We will crack down on price gouging by drug companies and cap the amount Americans have to pay out-of-pocket every month on prescription drugs. We will prohibit anti-competitive “pay for delay” deals that keep generic drugs off the market, and we will allow individuals, pharmacists, and wholesalers to import prescription drugs from licensed pharmacies in Canada and other countries with appropriate safety protections. Democrats will also fight to make sure that Medicare will negotiate lower prices with drug manufacturers.
It’s true that Americans pay more for prescription drugs than in many other countries. It’s true that drug companies try various ways to extend patent protection on a drug. It’s true that many drug companies have hefty profit margins. It is true that many drug companies spend more on promotional advertising than on research and development.
It is also true that Americans are subsidizing the rest of the world to some extent because other countries cap prices. It’s true that the FDA approval process is long and complicated, perhaps too complicated.
It is also true that in many cases, the cost benefit between a medication and treating the illness is in favor of even a very expensive drug.

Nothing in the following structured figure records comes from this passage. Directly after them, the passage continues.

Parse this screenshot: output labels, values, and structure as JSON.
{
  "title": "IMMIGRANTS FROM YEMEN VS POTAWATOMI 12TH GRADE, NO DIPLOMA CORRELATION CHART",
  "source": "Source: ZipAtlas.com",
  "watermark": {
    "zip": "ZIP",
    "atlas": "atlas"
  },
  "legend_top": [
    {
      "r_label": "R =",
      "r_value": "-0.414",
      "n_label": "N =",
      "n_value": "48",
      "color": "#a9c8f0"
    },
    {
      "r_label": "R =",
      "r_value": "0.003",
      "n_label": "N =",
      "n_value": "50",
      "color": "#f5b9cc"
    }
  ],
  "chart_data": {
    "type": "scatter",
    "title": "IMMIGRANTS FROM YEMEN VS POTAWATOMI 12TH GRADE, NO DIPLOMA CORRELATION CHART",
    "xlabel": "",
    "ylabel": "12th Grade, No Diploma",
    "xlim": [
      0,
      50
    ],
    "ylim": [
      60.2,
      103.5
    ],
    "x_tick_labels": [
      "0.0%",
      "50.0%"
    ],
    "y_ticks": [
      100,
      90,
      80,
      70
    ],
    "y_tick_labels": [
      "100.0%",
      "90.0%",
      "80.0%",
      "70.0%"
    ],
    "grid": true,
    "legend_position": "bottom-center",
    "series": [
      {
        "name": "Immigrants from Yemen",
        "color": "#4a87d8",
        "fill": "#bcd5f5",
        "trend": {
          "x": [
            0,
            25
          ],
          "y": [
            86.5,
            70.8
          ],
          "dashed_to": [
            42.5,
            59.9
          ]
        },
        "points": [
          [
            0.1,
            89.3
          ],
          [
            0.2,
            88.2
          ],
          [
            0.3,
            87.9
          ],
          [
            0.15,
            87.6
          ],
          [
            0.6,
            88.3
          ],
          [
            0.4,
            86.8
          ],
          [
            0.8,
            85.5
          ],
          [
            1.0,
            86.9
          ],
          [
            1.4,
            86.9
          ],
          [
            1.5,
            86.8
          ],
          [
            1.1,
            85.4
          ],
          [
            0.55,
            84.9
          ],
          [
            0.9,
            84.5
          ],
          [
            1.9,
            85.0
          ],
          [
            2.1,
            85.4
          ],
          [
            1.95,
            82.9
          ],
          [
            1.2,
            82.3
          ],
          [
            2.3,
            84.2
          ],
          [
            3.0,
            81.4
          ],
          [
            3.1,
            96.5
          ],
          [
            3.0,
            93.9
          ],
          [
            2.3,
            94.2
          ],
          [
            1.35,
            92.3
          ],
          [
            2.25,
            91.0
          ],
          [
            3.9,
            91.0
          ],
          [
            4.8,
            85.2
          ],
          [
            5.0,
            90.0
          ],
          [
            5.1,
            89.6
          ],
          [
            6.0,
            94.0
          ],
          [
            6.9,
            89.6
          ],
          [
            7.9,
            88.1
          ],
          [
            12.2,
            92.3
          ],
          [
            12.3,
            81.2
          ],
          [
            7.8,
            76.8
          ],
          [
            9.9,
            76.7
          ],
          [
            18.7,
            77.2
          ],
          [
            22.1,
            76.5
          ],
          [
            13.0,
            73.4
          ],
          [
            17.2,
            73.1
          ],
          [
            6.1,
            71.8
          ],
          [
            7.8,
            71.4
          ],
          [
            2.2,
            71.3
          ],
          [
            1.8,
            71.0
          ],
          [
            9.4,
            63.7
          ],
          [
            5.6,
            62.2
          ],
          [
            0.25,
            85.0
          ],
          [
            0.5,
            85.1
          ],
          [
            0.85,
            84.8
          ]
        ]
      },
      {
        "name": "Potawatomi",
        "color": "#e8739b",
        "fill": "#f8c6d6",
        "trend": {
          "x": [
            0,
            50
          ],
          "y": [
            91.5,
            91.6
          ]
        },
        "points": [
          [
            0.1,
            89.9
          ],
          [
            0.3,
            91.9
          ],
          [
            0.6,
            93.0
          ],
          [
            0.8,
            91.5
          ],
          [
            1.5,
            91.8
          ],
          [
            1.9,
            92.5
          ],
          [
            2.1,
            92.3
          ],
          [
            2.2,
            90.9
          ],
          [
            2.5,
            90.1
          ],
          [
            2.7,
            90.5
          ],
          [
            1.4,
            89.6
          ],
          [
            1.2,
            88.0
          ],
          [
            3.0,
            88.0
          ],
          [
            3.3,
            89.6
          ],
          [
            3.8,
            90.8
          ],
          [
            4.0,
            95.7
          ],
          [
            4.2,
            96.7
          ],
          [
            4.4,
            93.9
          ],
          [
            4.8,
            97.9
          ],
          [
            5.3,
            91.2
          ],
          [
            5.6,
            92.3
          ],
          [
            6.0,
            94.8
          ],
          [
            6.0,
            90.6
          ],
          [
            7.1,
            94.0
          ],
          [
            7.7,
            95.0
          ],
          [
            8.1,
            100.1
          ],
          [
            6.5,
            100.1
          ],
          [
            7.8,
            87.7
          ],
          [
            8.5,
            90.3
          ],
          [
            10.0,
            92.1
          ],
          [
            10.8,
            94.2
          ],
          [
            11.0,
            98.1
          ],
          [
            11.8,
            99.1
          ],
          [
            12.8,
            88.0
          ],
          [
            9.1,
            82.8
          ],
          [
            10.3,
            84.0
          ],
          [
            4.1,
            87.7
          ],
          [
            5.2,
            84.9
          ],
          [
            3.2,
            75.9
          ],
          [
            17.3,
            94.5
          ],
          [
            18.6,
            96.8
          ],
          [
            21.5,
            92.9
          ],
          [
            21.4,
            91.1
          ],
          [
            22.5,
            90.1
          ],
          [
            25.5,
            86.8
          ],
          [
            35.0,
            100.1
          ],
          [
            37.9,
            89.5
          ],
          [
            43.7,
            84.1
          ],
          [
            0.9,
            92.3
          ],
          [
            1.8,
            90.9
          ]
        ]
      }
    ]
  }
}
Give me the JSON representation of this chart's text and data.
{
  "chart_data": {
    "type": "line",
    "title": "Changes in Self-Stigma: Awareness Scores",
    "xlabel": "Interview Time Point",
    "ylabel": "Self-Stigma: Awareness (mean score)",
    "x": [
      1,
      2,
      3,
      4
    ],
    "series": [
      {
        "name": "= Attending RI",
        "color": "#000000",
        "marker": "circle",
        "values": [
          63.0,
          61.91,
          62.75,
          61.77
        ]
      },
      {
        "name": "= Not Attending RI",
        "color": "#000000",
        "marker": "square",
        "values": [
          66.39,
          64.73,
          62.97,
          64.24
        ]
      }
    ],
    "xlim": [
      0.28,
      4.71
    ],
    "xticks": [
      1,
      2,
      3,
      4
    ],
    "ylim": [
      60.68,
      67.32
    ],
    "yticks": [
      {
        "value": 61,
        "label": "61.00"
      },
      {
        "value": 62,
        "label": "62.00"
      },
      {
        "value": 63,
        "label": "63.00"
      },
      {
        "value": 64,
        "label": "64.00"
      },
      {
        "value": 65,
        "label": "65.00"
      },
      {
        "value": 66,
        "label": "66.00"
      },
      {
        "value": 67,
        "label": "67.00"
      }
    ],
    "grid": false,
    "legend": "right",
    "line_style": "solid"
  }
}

Labeling drug profits as profiteering is inappropriate (look up the definition). Keep in mind that you can make a lot of money by selling a lot of stuff or selling less stuff at a higher profit margin. In practice the profit margin on many generic drug is higher than on a brand drug. Hey, movie concession stands have an 85% profit margin and people happily pay for that giant bucket of popcorn.
In many cases, the publicity surrounding the cost of a drug is very misleading because it refers to the sticker price, a price virtually no one pays. Drugs are heavily discounted to health plans, including Medicare and to employer self-funded plans through their pharmacy benefit managers. The idea of having Medicare negotiate drug prices is not as great as it sounds because the prices paid by the Part D plans are already negotiated.
Capping what the patient pays out-of-pocket sounds great, but that as usual is not the fundamental problem. How the patient uses, doesn’t use, misuses or abuses prescription drugs has something to do with all this too.
So where are we?
Politicians throwing stones and scapegoating drug companies is not the answer. Proposing what appear to be simple solutions is not helpful. We need to look at the whole process from start to finish, we need to consider the interests of all stakeholders. We need to solve the problem through an organized process. I know, good luck with that approach.